Find more posts tagged with
Hey guys,
i am searching for an explaxation to this negative mentioned davies-bouldin values. Please, can anyone explain to me why Rapidminer ist calculation negative values?
My Performance Vectors are looking like this:
Performance Vector
Average within centroid distance
cluster_0: -1.831
cluster_1: -1.931
cluster_2: -1.856
cluster_3: -1.897
cluster_4: -1.903
cluster_5: -1.885
cluster_6: -1.891
cluster_7: -1.878
cluster_8: -1.818
cluster_9: -1.869
Davides Bouldin: -1.974
Thanks in advance for your help and reply,
Stefan
Hi Stefan,
i do not know why, but by default the values are multiplied by -1 so that you can run a minimizer on it. That's why the operator has an option called maximize with this description:
maximize
Description: This parameter specifies if the results should be maximized. If set to true, the result is not multiplied by minus one.

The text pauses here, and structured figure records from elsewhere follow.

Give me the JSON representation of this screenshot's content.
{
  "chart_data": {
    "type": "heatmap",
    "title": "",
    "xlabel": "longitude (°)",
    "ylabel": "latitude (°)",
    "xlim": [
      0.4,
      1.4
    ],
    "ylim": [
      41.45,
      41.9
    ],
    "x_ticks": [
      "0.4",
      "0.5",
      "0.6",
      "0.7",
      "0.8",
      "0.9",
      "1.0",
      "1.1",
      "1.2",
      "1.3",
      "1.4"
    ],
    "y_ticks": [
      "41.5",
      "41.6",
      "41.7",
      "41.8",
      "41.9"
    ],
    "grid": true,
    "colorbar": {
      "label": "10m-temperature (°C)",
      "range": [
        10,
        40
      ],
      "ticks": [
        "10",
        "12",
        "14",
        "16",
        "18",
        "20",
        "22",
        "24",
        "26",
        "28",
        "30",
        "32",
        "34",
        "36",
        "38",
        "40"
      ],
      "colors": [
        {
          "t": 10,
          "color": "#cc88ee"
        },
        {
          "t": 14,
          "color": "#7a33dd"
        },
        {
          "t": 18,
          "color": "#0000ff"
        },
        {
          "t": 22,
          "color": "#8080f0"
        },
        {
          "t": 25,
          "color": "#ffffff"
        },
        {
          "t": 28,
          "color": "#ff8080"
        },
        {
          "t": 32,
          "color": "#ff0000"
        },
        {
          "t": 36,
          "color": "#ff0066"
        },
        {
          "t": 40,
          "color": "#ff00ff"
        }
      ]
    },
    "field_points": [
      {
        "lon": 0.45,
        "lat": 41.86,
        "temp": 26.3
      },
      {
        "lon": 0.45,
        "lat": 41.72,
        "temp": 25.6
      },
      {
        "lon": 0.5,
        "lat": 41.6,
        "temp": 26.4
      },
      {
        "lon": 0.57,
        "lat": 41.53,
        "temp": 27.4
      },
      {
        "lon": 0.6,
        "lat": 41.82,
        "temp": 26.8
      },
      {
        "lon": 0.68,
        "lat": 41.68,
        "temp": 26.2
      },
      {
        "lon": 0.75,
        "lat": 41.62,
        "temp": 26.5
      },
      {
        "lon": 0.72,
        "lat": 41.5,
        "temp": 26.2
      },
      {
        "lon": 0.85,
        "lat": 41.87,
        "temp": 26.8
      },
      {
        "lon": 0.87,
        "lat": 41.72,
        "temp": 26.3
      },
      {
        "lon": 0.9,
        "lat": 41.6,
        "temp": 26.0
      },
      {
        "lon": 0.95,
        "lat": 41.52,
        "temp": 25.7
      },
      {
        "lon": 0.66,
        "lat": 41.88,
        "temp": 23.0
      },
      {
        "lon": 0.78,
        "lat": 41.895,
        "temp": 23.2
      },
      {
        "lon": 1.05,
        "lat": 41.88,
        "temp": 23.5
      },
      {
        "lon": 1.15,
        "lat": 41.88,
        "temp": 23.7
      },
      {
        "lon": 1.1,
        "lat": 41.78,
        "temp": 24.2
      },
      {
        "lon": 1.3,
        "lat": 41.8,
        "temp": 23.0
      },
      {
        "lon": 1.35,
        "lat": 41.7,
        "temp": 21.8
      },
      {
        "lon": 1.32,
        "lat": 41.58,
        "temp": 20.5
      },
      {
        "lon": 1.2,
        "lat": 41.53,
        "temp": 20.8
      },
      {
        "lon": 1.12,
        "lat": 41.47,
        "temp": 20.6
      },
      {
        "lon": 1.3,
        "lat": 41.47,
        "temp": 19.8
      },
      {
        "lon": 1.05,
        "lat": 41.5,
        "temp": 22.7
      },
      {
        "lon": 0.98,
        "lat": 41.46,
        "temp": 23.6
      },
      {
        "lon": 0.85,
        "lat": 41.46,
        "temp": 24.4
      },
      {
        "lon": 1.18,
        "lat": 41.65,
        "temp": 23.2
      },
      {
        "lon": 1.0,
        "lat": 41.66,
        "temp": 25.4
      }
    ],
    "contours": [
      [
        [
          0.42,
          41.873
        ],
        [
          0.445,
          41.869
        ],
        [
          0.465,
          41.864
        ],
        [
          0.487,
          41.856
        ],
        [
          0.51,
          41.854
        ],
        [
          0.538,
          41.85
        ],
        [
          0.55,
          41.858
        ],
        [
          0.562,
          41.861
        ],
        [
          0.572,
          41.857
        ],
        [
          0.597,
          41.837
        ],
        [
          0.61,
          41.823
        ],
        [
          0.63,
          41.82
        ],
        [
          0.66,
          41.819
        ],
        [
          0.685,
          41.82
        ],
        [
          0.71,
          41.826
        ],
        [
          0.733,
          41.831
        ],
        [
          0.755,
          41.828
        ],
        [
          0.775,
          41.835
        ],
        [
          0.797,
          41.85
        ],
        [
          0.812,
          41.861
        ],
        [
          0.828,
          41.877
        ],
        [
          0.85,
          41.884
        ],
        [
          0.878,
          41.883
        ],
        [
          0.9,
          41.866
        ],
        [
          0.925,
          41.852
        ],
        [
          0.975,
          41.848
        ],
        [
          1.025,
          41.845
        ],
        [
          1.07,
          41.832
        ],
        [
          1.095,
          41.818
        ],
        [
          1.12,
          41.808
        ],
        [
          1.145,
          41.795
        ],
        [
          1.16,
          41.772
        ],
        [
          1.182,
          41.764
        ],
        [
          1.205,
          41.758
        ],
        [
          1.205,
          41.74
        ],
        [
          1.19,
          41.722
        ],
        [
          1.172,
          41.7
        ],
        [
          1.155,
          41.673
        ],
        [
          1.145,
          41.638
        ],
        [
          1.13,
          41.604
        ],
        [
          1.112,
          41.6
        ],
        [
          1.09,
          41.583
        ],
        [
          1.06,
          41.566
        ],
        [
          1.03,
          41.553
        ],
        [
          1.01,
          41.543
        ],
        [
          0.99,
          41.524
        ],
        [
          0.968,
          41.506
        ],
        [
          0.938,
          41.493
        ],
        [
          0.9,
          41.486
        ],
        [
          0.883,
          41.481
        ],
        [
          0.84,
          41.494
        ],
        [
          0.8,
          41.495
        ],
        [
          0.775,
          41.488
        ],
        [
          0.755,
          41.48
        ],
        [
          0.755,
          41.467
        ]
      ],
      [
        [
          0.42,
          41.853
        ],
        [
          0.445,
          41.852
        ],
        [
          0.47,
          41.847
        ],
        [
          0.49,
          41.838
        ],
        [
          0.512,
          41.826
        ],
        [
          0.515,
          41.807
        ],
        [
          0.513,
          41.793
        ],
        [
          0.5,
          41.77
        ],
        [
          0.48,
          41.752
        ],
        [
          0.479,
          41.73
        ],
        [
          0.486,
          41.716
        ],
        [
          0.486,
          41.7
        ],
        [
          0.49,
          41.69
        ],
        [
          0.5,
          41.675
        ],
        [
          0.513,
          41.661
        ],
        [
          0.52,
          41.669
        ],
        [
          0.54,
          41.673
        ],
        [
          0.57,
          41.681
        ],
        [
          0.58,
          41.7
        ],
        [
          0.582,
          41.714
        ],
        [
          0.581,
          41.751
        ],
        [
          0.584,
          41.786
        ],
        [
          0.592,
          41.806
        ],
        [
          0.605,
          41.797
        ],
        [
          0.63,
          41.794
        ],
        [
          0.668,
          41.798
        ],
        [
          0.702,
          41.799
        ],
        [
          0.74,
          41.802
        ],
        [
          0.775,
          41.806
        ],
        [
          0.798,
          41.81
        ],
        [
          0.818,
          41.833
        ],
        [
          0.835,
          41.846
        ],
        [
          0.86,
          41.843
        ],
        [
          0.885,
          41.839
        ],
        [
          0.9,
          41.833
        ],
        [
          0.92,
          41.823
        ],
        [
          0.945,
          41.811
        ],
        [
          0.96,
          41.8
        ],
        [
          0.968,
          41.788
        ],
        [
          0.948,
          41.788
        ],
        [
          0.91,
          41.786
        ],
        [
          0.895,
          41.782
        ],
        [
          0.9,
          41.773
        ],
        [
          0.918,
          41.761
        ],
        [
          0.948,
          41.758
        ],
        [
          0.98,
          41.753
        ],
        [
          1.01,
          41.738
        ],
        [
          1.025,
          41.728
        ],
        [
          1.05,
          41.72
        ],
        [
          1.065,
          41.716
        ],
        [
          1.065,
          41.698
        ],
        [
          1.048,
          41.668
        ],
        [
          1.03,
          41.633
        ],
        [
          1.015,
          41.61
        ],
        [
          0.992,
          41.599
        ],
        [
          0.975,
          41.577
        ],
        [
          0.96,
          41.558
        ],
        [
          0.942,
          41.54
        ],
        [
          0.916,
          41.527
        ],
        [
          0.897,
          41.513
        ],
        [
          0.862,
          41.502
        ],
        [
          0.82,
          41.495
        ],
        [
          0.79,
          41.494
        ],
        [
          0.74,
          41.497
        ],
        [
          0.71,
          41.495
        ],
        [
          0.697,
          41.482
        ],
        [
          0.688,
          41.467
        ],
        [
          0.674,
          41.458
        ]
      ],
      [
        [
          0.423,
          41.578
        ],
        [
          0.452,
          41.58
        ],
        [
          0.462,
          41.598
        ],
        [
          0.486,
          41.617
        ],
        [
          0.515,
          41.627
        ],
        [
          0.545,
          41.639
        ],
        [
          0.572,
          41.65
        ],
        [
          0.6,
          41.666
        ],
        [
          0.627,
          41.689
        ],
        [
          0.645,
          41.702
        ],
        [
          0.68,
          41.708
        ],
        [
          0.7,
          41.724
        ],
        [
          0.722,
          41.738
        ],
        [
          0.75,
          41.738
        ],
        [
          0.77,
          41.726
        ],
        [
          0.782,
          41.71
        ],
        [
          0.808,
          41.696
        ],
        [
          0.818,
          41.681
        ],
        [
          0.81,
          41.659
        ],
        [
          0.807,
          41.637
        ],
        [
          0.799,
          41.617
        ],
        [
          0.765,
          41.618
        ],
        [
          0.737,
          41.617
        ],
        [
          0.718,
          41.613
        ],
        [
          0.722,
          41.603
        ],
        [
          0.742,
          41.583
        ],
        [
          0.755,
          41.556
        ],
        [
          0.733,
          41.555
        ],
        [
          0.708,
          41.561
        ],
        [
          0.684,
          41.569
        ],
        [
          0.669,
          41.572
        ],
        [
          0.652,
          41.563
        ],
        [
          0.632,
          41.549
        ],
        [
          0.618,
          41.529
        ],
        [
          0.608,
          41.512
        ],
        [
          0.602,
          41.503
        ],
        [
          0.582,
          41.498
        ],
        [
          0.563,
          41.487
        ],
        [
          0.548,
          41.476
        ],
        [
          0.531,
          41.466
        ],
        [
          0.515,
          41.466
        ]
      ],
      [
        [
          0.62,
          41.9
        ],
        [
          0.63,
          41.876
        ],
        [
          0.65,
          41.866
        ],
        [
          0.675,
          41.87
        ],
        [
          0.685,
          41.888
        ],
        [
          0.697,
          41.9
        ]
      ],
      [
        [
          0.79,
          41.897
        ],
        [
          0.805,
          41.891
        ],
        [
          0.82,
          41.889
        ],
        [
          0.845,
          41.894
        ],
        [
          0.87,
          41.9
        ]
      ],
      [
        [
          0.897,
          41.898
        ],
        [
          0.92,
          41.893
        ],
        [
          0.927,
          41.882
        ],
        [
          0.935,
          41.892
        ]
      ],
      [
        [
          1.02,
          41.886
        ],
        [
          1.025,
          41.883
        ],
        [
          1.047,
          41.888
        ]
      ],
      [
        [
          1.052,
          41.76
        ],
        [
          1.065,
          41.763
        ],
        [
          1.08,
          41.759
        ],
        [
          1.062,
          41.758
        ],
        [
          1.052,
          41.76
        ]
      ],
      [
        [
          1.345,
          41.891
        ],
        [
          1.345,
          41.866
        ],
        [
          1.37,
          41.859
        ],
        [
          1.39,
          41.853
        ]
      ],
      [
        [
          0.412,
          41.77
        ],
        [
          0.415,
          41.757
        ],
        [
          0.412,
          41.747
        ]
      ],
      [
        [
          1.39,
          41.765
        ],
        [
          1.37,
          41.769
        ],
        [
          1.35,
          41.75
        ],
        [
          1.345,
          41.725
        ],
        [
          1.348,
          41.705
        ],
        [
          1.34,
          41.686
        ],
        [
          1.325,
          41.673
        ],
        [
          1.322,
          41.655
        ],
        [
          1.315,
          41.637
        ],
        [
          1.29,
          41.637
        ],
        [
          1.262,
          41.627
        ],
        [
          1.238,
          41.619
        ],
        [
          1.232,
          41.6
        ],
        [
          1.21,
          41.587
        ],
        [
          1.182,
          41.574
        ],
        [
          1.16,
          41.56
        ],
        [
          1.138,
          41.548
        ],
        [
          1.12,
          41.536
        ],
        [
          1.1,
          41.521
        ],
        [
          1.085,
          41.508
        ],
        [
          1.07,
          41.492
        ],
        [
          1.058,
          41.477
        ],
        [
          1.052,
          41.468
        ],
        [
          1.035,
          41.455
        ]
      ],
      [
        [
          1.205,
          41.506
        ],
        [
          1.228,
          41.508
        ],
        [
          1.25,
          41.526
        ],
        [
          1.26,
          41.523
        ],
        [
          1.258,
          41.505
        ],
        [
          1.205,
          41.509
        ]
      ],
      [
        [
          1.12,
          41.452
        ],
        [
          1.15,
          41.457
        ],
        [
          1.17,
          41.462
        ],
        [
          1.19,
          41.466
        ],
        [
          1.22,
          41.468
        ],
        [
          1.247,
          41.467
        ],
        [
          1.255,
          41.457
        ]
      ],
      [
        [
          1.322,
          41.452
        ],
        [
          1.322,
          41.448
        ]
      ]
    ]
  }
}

Simply check it and get what you like more ![]()
Best,
Martin
Hey Martin,
thanks for your fast reply.
I read about the multiplication by -1. Thanks for the advanced paramrter advice. Now my values turn in positive ones. BUT, I am still wondering why the values are greater >1. Usualy Davies Boulding values are between 0 and 1 (0="good" clusters and 1="bad" clusters). Now that my values are greater 1, do you have a suggestions for interpretation?
Regards,
Stefan
Hi Stefan,
why do you think this should be normalized? According to Wikipedia: https://en.wikipedia.org/wiki/Davies%E2%80%93Bouldin_index i don't see any reason to have it in [0,1].
Nevertheless you can of course normalize the DB index.
~Martin
Hi,
as far as i know smaller absolute values are better. From the doc:
davies_bouldin: The algorithms that produce clusters with low intra-cluster distances (high intra-cluster similarity) and high inter-cluster distances (low inter-cluster similarity) will have a low Davies–Bouldin index, the clustering algorithm that produces a collection of clusters with the smallest Davies–Bouldin index is considered the best algorithm based on this criterion.
Best,
Martin


Its just easier to use the negative value for optimization.